MDRs are a unique enterprise, so for security vendors looking to cut through the noise, his advice is simple: research first, message second.
Understand the MDR space and the challenges of securing both an internal org and an external client base.
Show how you reduce risk in clear, specific terms—don’t just list product features.
If you’re selling to a CISO, recognize their business priorities—security is a revenue enabler, not just a cost center.
Resilience is a Business Survival Question
Tim defines resilience beyond just cybersecurity—it’s about ensuring the business itself can survive disruption.
“At the end of the day, resilience isn’t just about uptime. It’s about whether a security failure can break my business. If my clients stop trusting us, it doesn’t matter how good our detections are.”
This applies to every company, not just MDRs. Security teams often focus on tactical defense—firewalls, endpoint protection, incident response—but real resilience means thinking bigger:
Can we survive a breach without losing customers?
Do we have visibility into our most critical systems?
Are we anticipating business risks—not just security risks?

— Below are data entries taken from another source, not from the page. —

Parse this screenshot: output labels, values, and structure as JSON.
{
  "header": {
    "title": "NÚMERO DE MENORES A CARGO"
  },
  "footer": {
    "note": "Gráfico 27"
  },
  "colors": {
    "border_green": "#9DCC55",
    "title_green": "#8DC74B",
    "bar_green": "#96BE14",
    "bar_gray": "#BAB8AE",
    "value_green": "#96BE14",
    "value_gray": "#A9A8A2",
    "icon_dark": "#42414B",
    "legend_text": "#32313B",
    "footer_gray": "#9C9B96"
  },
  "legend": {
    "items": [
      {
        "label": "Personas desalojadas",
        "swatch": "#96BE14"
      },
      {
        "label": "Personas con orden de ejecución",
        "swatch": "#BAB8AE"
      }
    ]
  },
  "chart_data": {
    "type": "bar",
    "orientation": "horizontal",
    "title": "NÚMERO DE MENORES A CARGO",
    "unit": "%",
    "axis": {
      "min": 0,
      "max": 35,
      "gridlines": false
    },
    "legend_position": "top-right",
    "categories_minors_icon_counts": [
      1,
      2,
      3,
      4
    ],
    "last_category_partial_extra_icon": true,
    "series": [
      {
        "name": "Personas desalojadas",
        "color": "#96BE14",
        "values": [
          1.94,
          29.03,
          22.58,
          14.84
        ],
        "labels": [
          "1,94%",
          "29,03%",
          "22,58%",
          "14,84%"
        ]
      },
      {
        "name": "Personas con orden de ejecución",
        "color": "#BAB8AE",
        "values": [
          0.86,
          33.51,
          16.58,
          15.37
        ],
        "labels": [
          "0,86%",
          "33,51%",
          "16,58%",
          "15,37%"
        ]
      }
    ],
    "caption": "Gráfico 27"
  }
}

For Tim, the key is tying security strategy directly to business continuity. Without that connection, security investments become check-the-box exercises—rather than real risk reduction.
Key Takeaways for Security Practitioners
If you’re a vendor selling to CISOs, know their priorities first. Tim ignores generic pitches—but pays attention to those who understand Legato’s security and business goals.
Security at an MDR isn’t just about defense—it’s about trust. Every control they enforce internally is a reflection of what they provide to clients.
Resilience is more than availability—it’s business survival. The goal isn’t just uptime, but ensuring a security failure doesn’t erode customer confidence.
Transparency isn’t enough—security leaders need reliability. The best security vendors aren’t just open about what they do—they prove it works.
Final Thoughts
MDRs are in a unique position: they aren’t just protecting themselves, but their customers. That means every security decision they make has second-order consequences. Tim’s perspective is clear—security at an MDR is the product, not just a function.
For security leaders, the lesson is simple: prioritize resilience, demand transparency, and only trust solutions that actually solve your risks.
Stay secure, and stay curious, my friends.